We couldn't get that episode, however, because it was season finale time. Only this wasn't "She Did". It wasn't "Casino Night". It wasn't "Shut the Door. Have a Seat." Little to none of "Together" felt like it was happening organically, for any reason other than the show was going to be away for awhile and some things needed to be brought to a close. The Shoshanna and Ray breakup we all knew was coming happened, but wasn't brought about by any new developments in this episode. They might as well have broken up in any of the last two or three episodes, because in the interim we saw the same beats of Shoshanna realizing what a crummy relationship that was that we only needed to see once (probably in the Radhika episode where she makes out with the doorman).
I was also extremely disheartened by the end of the Marnie arc this year. Marnie has been making an ass of herself in front of Charlie all year and it's been at times quite painful, and at times quite funny (often both). But that arc doesn't end with her and Charlie together in a happy relationship where she's ready to have his brown babies. It ends with Marnie realizing that Charlie is making her do stupid things that she shouldn't be doing because he's just Charlie and she's not a good or prosperous person when she's around him. I had enjoyed this arc through the preceding nine episodes and was happy that character was given more to do than the first season made Allison Williams seem capable of. I trusted the writers to give her the wake up call she needed by the season's end, and they didn't give it to her. Marnie is just as much a screwup as Hannah in her own right, but she doesn't deserve that kind of shaft. If anything, I'd like to selfishly find some weird way for Christopher Abbott to return to "Enlightened" as a regular for season 3 (which, psh, is totally happening, duh) so that the temptation of Charlie can be eliminated for her altogether.
And while I was slightly amused by Hannah's earlier misadventures in writing, her final scene with Adam left me very confused about that relationship as well and what the show was telling me about them. I get that Adam is the person in Hannah's life who tells her to keep away from the broken glass, but I neither understood nor felt the apparent triumph or heroism that was him running shirtless all the way to her apartment through Facetime. I think the takeaway was supposed to be that in the end, Adam's a good guy and he's the one person she can really count on no matter what she might otherwise feel about him.
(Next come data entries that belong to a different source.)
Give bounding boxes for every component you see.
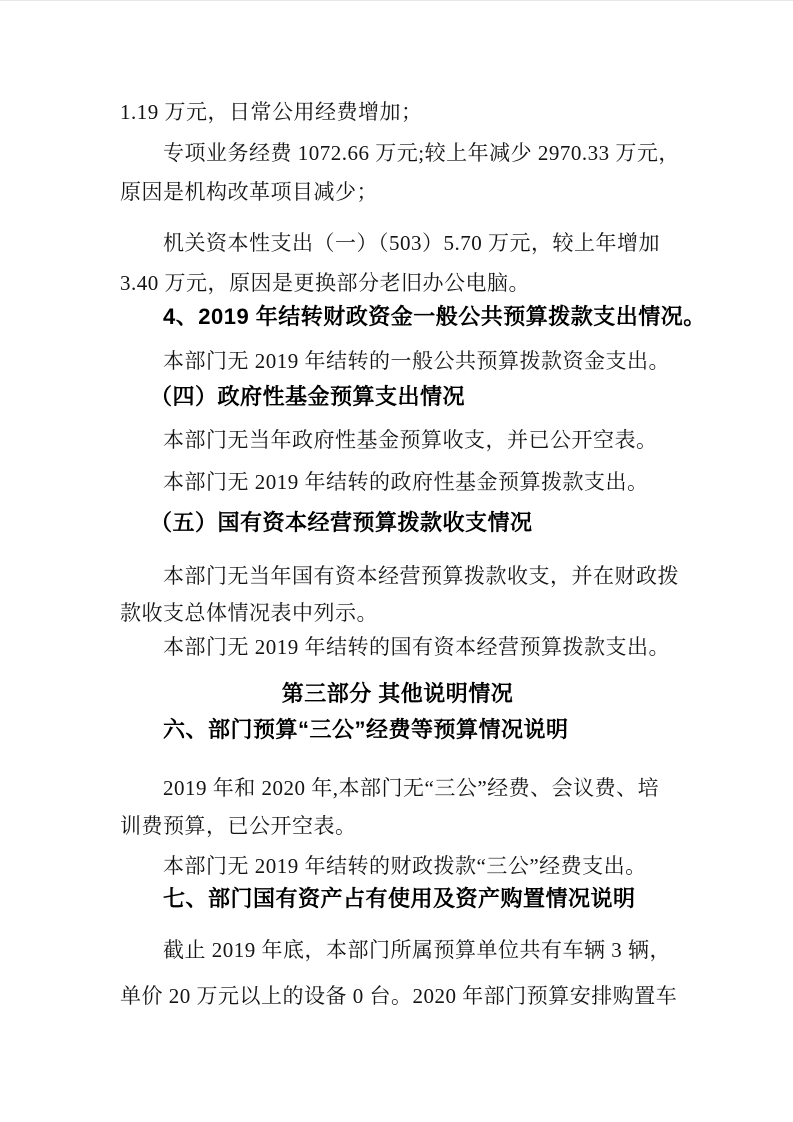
body-line-no-carryover-public: 本部门无 2019 年结转的一般公共预算拨款资金支出。 [163, 341, 670, 381]
body-line-assets-1: 截止 2019 年底，本部门所属预算单位共有车辆 3 辆， [163, 930, 671, 970]
heading-section-4-gov-fund: （四）政府性基金预算支出情况 [150, 377, 465, 417]
heading-item-7-state-assets: 七、部门国有资产占有使用及资产购置情况说明 [163, 879, 636, 919]
heading-item-4-carryover: 4、2019 年结转财政资金一般公共预算拨款支出情况。 [163, 297, 706, 337]
document-page: 1.19 万元，日常公用经费增加； 专项业务经费 1072.66 万元;较上年减… [0, 0, 793, 1122]
part-3-title: 第三部分 其他说明情况 [120, 674, 675, 714]
body-line-assets-2: 单价 20 万元以上的设备 0 台。2020 年部门预算安排购置车 [120, 976, 677, 1016]
body-line-three-public-1: 2019 年和 2020 年,本部门无“三公”经费、会议费、培 [163, 768, 659, 808]
body-line-no-gov-fund-carryover: 本部门无 2019 年结转的政府性基金预算拨款支出。 [163, 462, 649, 502]
body-line-daily-expense: 1.19 万元，日常公用经费增加； [120, 92, 423, 132]
body-line-no-state-capital-carryover: 本部门无 2019 年结转的国有资本经营预算拨款支出。 [163, 627, 670, 667]
body-line-state-capital-1: 本部门无当年国有资本经营预算拨款收支，并在财政拨 [163, 556, 679, 596]
body-line-three-public-2: 训费预算，已公开空表。 [120, 806, 357, 846]
page-top-edge [0, 0, 793, 1]
body-line-special-funds-1: 专项业务经费 1072.66 万元;较上年减少 2970.33 万元， [163, 133, 680, 173]
heading-section-5-state-capital: （五）国有资本经营预算拨款收支情况 [150, 503, 533, 543]
body-line-no-gov-fund-budget: 本部门无当年政府性基金预算收支，并已公开空表。 [163, 420, 658, 460]
heading-item-6-three-public: 六、部门预算“三公”经费等预算情况说明 [163, 710, 569, 750]
body-line-capital-expense-1: 机关资本性支出（一）（503）5.70 万元，较上年增加 [163, 223, 660, 263]
body-line-special-funds-2: 原因是机构改革项目减少； [120, 172, 378, 212]
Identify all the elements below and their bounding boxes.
But to me that's such a bleak statement about their relationship ("At least Hannah has one person she can always count on...oh, but it's...Adam") that I think sells short a lot of their history and the things that make them their most interesting when paired together.
To me, it felt like a strangely sad appropriate capper to a season that's seen higher highs and lower lows than the show saw in 2012. This season gave us some really tremendous episodes like the "Louie"-esque adventures "One Man's Trash" and "Video Games". But as good as those half hour standalones are, they're really detrimental to the overall arc of the season. There were 10 episodes in total, but only seven or eight of them lived within any kind of story continuity, a short amount of time to develop a plot on a television show ("Veep," the former neighbours of "Girls," produced only eight episodes for their first season and wisely opted out of any attempts at a running arc last year). That means when it's time to wrap everything up, it's hard to tie everything up in a nice bow the way a delicate show like "Girls" needs to.
I'm hoping the third season, which will consist of 12 episodes, will let them have their cake and eat it too by writing outstanding standalone episodes that don't cut into time that could be better spent on fleshing out and concluding the 2014 adventures of Hannah, Marnie, Jessa, and Shoshanna. In the meantime, I'm okay with "Girls" taking a bit of a breather to refocus - if need be, possibly get a whiff of a few candles.